Свободная привязанность. У меня не было перед ней никаких обязательств, ничто меня не связывало, никакие внешние причины не вынуждали меня. Здесь меня не выслушивали, как Лора, — приниженно опустив глаза, с раздражающим терпением, здесь меня встречал твердый спокойный взгляд зеленых глаз, которые не прятались за опущенными ресницами, я видел горькие складки в уголках губ, здесь мне открыто говорили:

— И все-таки тебе придется на что-то решиться, Даниэль.

Чайник закипел. Мари протянула руку к чайнице. И когда я невнятно пробормотал что-то весьма неубедительное, она пожала плечами.

— Хватит, — сказала она, — я устала.

Мы немного помолчали, и нам обоим стало легче. Она по-прежнему стояла передо мной, в ней была та особая, свойственная зрелости прелесть, которую все мы знаем по нашим матерям; то уходящее очарование, которое приходит на смену недолгому царству упругого тела; женщина точно вся светится изнутри, первые морщинки еще больше подчеркивают блеск ее глаз. Но вот Мари оживилась.

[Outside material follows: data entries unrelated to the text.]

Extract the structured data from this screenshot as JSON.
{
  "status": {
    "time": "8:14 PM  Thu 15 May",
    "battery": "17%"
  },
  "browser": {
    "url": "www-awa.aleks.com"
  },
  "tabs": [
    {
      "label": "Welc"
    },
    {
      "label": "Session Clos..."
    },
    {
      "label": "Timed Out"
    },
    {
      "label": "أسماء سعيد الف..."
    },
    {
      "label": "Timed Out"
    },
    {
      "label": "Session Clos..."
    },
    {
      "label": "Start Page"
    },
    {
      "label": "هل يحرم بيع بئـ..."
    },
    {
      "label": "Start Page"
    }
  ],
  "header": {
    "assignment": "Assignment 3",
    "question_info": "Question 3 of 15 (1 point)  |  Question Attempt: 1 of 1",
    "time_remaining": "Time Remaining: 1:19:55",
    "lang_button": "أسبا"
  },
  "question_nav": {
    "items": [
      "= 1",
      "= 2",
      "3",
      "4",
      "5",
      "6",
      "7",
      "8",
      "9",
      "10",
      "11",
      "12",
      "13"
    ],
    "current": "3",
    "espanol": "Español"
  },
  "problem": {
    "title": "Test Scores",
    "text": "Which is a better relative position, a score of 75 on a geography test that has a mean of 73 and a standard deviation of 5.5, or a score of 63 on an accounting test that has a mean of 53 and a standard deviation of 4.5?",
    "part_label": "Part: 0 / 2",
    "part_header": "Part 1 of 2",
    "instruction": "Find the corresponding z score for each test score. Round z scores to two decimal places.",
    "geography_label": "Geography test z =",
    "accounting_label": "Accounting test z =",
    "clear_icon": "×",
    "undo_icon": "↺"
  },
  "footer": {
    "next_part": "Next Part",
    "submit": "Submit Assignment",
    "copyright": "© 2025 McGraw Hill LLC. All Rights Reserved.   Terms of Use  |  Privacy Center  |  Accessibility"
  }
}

— Ну а как дети? Все в порядке? — спросила она.

— Да, спасибо. Все идет даже слишком хорошо. Мишель потрясающий парень, как всегда первый в классе. Да и Бруно понемногу выправляется. А то я уже начал побаиваться, что он снова останется на второй год. Но он как будто взялся за ум. Меняется, и в лучшую сторону. Не так уже теперь дичится.

Стрелка на часах, на крошечном будильнике, стоявшем на этажерке, передвинулась на несколько секунд.

— Здорово же ты намучился с этим чертенком. Хоть здесь есть какие-то успехи, — заметила Мари.

Но в ее голосе я не почувствовал особой уверенности. Она снова о чем-то задумалась… Мне показались резкими ее жесты, когда она доставала черствое, как всегда, печенье, брала чайник. Чайное ситечко сорвалось, и на скатерти появилось пятно. Мари тоже недоговаривала, она молчала о главном препятствии, о единственном преимуществе Лоры. Да, я должен был бы расстаться с Лорой, но этого не хотели дети. Да, я должен был бы жениться на Мари, но этого не хотели дети. Никто из них. Ни Луиза, которая при одном упоминании о Мари превращалась в каменного истукана. Ни Мишель, который, не стесняясь, говорил мне: «Звонила училка из Вильмомбля», а за моей спиной называл ее «хромоножкой». И особенно Бруно, который при малейшем намеке принимался с отчужденным видом что-то насвистывать сквозь зубы. Разговор не клеился, недопитый чай, где так и не растаял сахар, остыл в моей чашке.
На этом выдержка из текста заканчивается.